The State of the Media

This morning first thing, this State of the Media report was posted on a few blogs. I started reading through the sections, which cover newspapers, online, local/cable/network TV, magazines, radio and ethnic/alternative media. It was put together by Columbia’s JSchool (and a few other folks) and funded by Pew. NPR was on it by around 11am, with Talk of the Nation. One caller noted his experience with news, where he goes to blogs first, because he feels they filter traditional news better, and their follows their links to those articles recommended. Audio link here.

Dan Gillmor noted Howard Kurtz’ coverage of the report:

Imagine a business that is steadily losing customers, shrinking its work force, cutting back on services and mistrusted by much of the public.

That is a snapshot of the news business in 2004.

The report is pretty dismal, but it does hold some hope for online media, where 2/3 of the 150 million people in the US go for news. Though you should note that online news sites are heavily dependent on paper papers for content.

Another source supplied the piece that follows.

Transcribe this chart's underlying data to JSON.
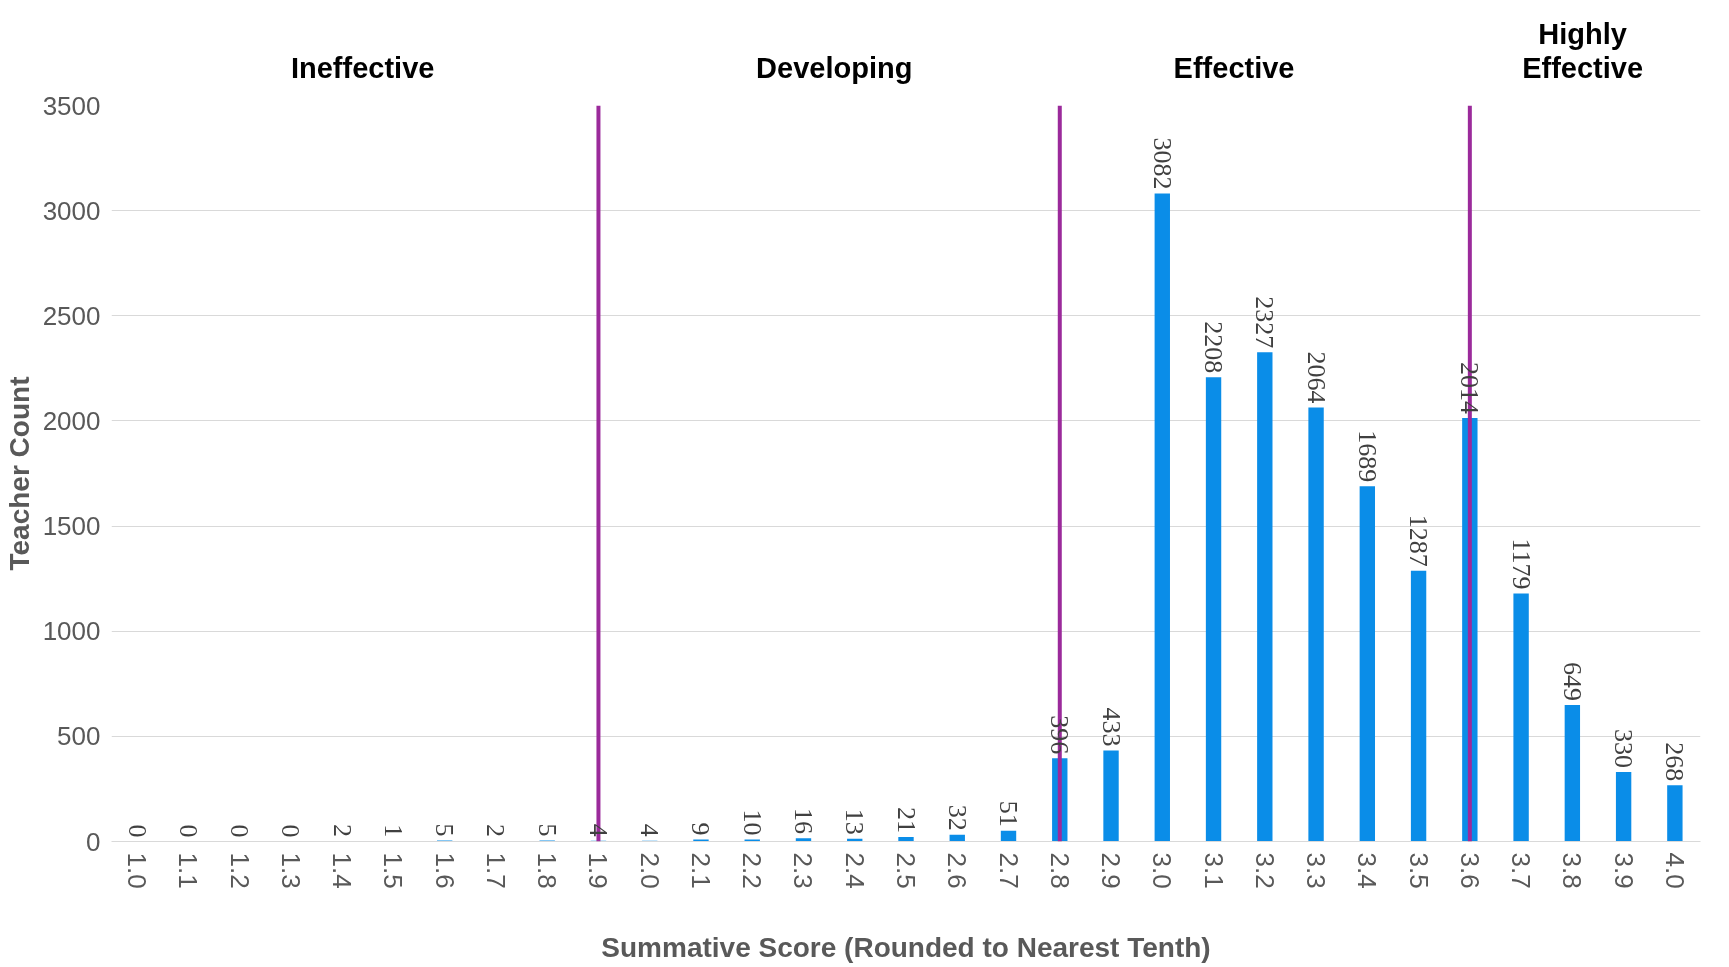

If people increasingly substitute the Web for their old media before a robust economic model for the Web evolves, the economic effect could be devastating for journalism. Companies might begin to cut back significantly on their newsgathering abilities, as audiences abandon profitable old platforms in favor of less profitable new ones. The net in this case might weaken, not strengthen, the economic vitality of news organizations and the quality of American journalism.

Robin Sloan at Poytner also blogged it here.